I was born free in 1984. This was because there were people willing to fight for my freedom long before I was even a thought, before my Dad was even a thought. I was lucky enough to be born in this amazing country called Canada, and as much as I loved Iceland, I don’t think I could leave my homeland permanently. I appreciate that there are people throughout Canada (some in my husband’s family, even) who give up everything to ensure the safety of our country and it’s people. That’s all I’m going to say regarding my views on war-related issues since they get a little murky after that. They are definitely not as Ra-Ra as the citizens of some other countries…
Ok – on to my point.
I was driving on the highway, on my way to pick up my husband. As I passed a bridge, I saw a group of people standing on the bridge, waving their Canadian flags. Another bridge came up, and there were people standing on it too. It was then that it hit me: one of our soldiers died, and we’re bringing him/her home. Instantly, I started to get choked up and teary. First, I am sad for the soldier. Though they made the choice to join the forces, I am sure s/he did not want to die. Second, I am sad for the soldier’s family. Third, I am sad for Canada since we lost one of our own. Fourth, I am sad for other countries since their soldiers might not ever be found, might just be a number, might not have their life honored like we try to do in Canada.

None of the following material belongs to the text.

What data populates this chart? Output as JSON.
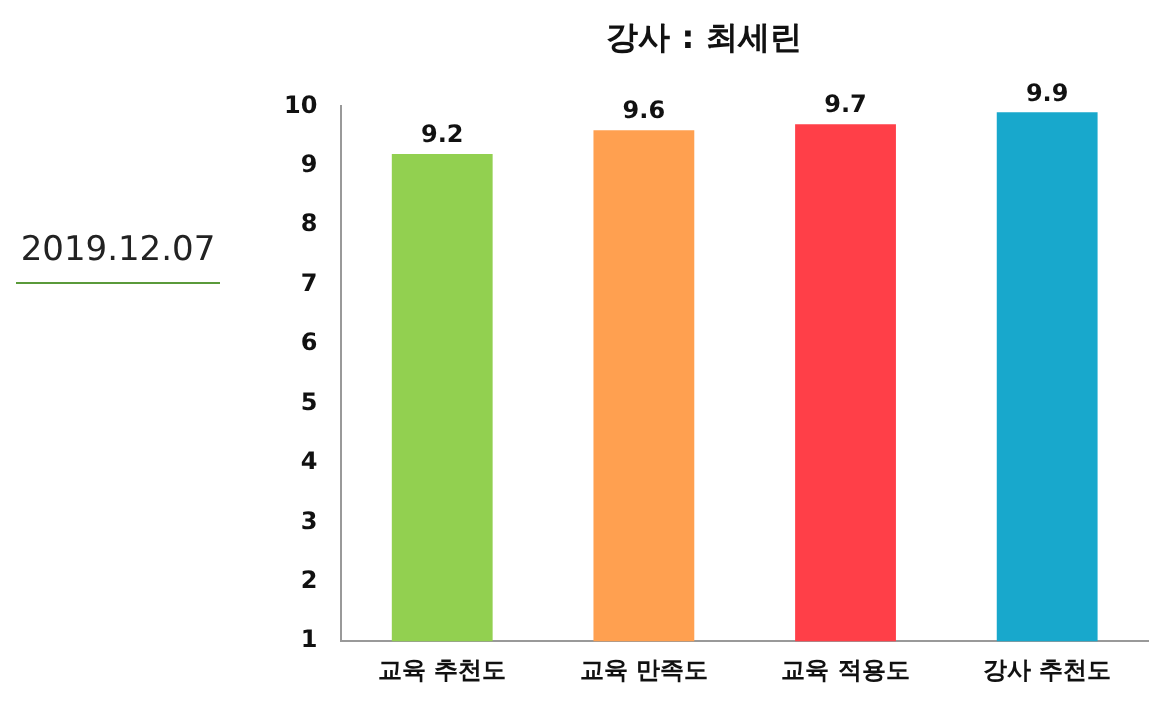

Yes, I am pregnant, and this makes me more emotional than usual. However, it is because I am pregnant that I feel so deeply about this. My girls are going to be born into a free country. They are going to have the automatic right to be able to say what they want, go where they want, be who they want to be. It’s all because of men like Sergeant Andrew Doiron who are making this possible for my daughters. And there is no way that I can begin to thank someone willing to protect my girls as much as Cody and I will protect them.